They are annual in really small numbers, but they are usually not easy to twitch. It's amazing to have six that stay for weeks.
Only my second observation in Germany!

The Rhine attracts huge numbers of geese so we do get interesting stuff regularly. Not that I am good at checking goose flocks myself... I never managed to find a Red-breasted or Pink-footed Goose on my traditional bike trip back home.
 
Not a lot of birding during the last week but managed to see a wintering Stonechat, Greenfinch, Reed Bunting, Ring-necked Pheasant and had a heard-only Brambling.
Highlight was a Red-breasted Merganser on the Rhine today.
 
I was in the Netherlands this weekend (by car, so immediately disqualified), but today I cycled my "traditional polder circuit" one-and-a-half times despite the strong wind.
Highlights on the first full round were Smew, Pintail, Bewick's & Whooper Swan (the latter two twitched, but I can't help they were on-route) and an all-time high count of 66 Shoveller on the ice rink of Terheijden (the largest natural ice rink in the Netherlands, which obviously usually is a lake in winter and a field in summer).
Then I had to do most of the hard work against the wind again because others had managed to find back the Lesser-fronted Goose that had been seen on this circuit the day before: when I got there, it even turned out to concern two birds. My slight excuse is that I had missed this bit of road by deviating to search for Rook (I found Goshawk, but the Rooks were somewhere else along the route).
 
Interesting how uncommon Rook and Common Gull are in western Germany.

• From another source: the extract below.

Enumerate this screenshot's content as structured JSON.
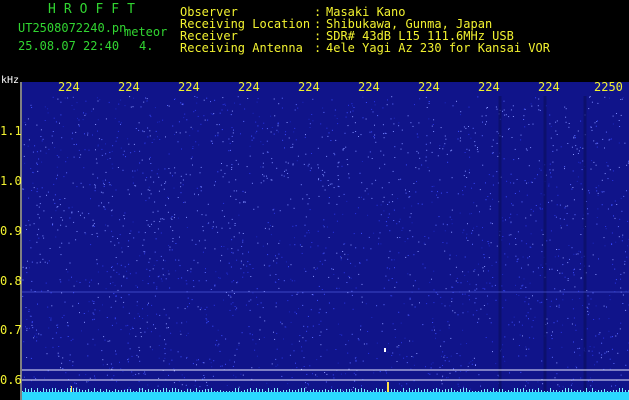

I can see both of them without going outside on some days, Common Gull being the most common gull and Rook being the second most numerous corvid after Jackdaw.
 
Interesting how uncommon Rook and Common Gull are in western Germany. I can see both of them without going outside on some days, Common Gull being the most common gull and Rook being the second most numerous corvid after Jackdaw.
Rook is patchy in the Netherlands and Germany because they are linked to (sandy) clay soils along rivers and on loess plateaus.
In those locations, they tend to be common. Being linked to agriculture is not the greatest idea if you are a bird in the Netherlands or western Germany...
Common Gull is very common in the Netherlands, but in Germany you will only find high numbers in the lower Rhineland, Lower Saxony and parts of the east.
If I'd live 25 km to the west I would probably have the same impression as you about these birds!
 
Achievement unlocked: I may have no chance of seeing anything that isn't already on the list, but on Saturday I finally saw something that wasn't added to the list on 1 January! Red Kite, added to the global list 7 Jan, added to mine 11 Feb. Only my third ever in urban Swindon although they're pretty common in the surrounding countryside.
 
I had a bad weekend for green credentials thanks to a Buff-bellied Pipit and my mother's 80th birthday (at least we went to a vegan restaurant within walking/cycling distance of my brothers' homes).
I managed a Barn Owl yesterday (they must be widespread here, but I obviously spend too little time around farms in the dark) and the first Song Thrush today.
 
I had a bad weekend for green credentials thanks to a Buff-bellied Pipit and my mother's 80th birthday (at least we went to a vegan restaurant within walking/cycling distance of my brothers' homes).
I managed a Barn Owl yesterday (they must be widespread here, but I obviously spend too little time around farms in the dark) and the first Song Thrush today.
Coincidence - my first Song Thrush this morning too!